There are organizations to assist many persons suffering from varying conditions. But not for all. There is no organization prepared to take responsibility for Dawn’s adult son quite simply because his condition is too complex and requires 24-hour attention. She would love him to be in a group home, but it appears that has not been successful. His inappropriate behavior, without any intent to harm, cannot be tolerated in a group situation, even once landing him in jail. He had no idea what he had done that was objectionable, or what was happening to him through the legal processes which followed. He was dismissed from the group home as “unmanageable.”
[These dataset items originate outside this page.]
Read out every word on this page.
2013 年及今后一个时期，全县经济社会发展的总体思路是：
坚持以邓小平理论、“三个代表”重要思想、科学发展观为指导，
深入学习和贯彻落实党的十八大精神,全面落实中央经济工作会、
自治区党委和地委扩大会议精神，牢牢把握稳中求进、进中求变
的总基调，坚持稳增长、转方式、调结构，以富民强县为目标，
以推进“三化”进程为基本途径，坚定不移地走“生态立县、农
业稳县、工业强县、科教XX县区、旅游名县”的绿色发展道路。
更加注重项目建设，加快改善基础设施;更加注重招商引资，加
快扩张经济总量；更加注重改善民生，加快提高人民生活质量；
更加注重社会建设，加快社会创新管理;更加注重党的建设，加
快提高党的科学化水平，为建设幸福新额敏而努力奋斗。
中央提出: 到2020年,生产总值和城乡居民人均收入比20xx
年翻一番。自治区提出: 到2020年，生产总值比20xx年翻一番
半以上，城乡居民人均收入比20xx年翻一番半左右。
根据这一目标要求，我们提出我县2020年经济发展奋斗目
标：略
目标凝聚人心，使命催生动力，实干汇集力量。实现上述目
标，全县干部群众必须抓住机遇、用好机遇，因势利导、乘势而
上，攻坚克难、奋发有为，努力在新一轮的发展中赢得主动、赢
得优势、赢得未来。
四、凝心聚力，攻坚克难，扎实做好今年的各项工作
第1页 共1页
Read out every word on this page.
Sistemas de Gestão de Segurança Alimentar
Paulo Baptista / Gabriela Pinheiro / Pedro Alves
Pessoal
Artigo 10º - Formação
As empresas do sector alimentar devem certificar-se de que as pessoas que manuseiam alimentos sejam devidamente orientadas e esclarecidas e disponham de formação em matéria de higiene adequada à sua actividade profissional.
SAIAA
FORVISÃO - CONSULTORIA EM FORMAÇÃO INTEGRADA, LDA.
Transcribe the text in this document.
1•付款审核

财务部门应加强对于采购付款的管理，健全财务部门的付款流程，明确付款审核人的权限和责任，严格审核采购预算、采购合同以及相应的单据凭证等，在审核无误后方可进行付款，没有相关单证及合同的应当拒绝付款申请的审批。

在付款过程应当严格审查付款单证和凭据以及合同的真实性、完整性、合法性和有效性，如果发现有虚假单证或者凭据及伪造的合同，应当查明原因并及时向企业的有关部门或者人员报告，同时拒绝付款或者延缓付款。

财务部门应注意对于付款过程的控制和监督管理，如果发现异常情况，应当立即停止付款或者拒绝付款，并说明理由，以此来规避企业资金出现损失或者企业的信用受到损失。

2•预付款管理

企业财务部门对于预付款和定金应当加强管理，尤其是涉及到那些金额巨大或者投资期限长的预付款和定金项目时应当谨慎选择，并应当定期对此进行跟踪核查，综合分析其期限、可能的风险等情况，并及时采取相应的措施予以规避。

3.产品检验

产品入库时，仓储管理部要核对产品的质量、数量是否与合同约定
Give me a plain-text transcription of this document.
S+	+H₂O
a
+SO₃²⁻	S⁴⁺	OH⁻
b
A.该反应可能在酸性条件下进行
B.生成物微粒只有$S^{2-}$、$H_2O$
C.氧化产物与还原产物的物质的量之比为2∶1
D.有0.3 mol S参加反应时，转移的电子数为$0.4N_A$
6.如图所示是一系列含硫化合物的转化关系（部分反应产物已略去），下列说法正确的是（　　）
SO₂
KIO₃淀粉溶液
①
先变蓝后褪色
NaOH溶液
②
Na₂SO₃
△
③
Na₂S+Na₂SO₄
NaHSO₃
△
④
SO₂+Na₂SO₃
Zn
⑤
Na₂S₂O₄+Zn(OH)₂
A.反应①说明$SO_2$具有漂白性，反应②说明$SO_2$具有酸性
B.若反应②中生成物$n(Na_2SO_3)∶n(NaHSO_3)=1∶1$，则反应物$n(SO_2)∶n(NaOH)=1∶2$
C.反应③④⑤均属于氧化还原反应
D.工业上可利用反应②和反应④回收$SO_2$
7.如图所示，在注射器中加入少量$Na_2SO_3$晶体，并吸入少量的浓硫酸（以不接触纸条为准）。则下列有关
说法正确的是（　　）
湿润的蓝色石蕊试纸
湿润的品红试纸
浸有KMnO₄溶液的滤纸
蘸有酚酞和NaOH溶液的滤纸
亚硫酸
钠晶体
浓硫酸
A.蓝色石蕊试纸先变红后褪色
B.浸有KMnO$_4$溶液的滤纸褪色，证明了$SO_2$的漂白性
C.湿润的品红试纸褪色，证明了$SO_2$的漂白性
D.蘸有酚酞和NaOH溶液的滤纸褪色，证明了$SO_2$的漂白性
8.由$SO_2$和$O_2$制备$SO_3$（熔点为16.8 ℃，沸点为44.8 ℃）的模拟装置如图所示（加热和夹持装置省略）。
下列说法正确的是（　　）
Families caring for a loved one with early-onset dementia, often as young as 50 years old, can also find themselves with no support from government authorities. Dementia is generally associated with aging, and society has not yet faced that cognitive decline can come very early from unexpected conditions. Dawn’s son had epilepsy as a young child. His epilepsy, his surgery, his continued falls and seizures, have all left him cognitively impaired. There is no category which embraces his complex condition at the age of 42. Dawn is appealing totally insensitive rulings from the US Social Security Agency, which recognizes other diseases and conditions and financially assists families dealing with these, but refuses to help Dawn in her overwhelming situation. Years of asking for support and being denied, are finally on appeal, is no one listening?
The one moment which touched me the most when Dawn was sharing her complicated web of emotions, was when she told me that others are really not interested in what she faces each day. It is too difficult for others to comprehend. Most people simply want their lives to be pleasant, even “fun.” That leaves caregivers like Dawn, quite alone. This reminds me of a discussion of omission and denial. Not opening our hearts to those who need our support may momentarily protect us from discomfort, but life plays tricks on us all. One day we may need others to be supportive of our own situation when we fall between the cracks. Will we have lived a life of caring for others that will merit us the friendship and support we require when our own rose garden has new thorns?
Dawn now has a place in my heart. I hope you will connect with those who need you in the days and years to come. Doing so, has unexpected rewards.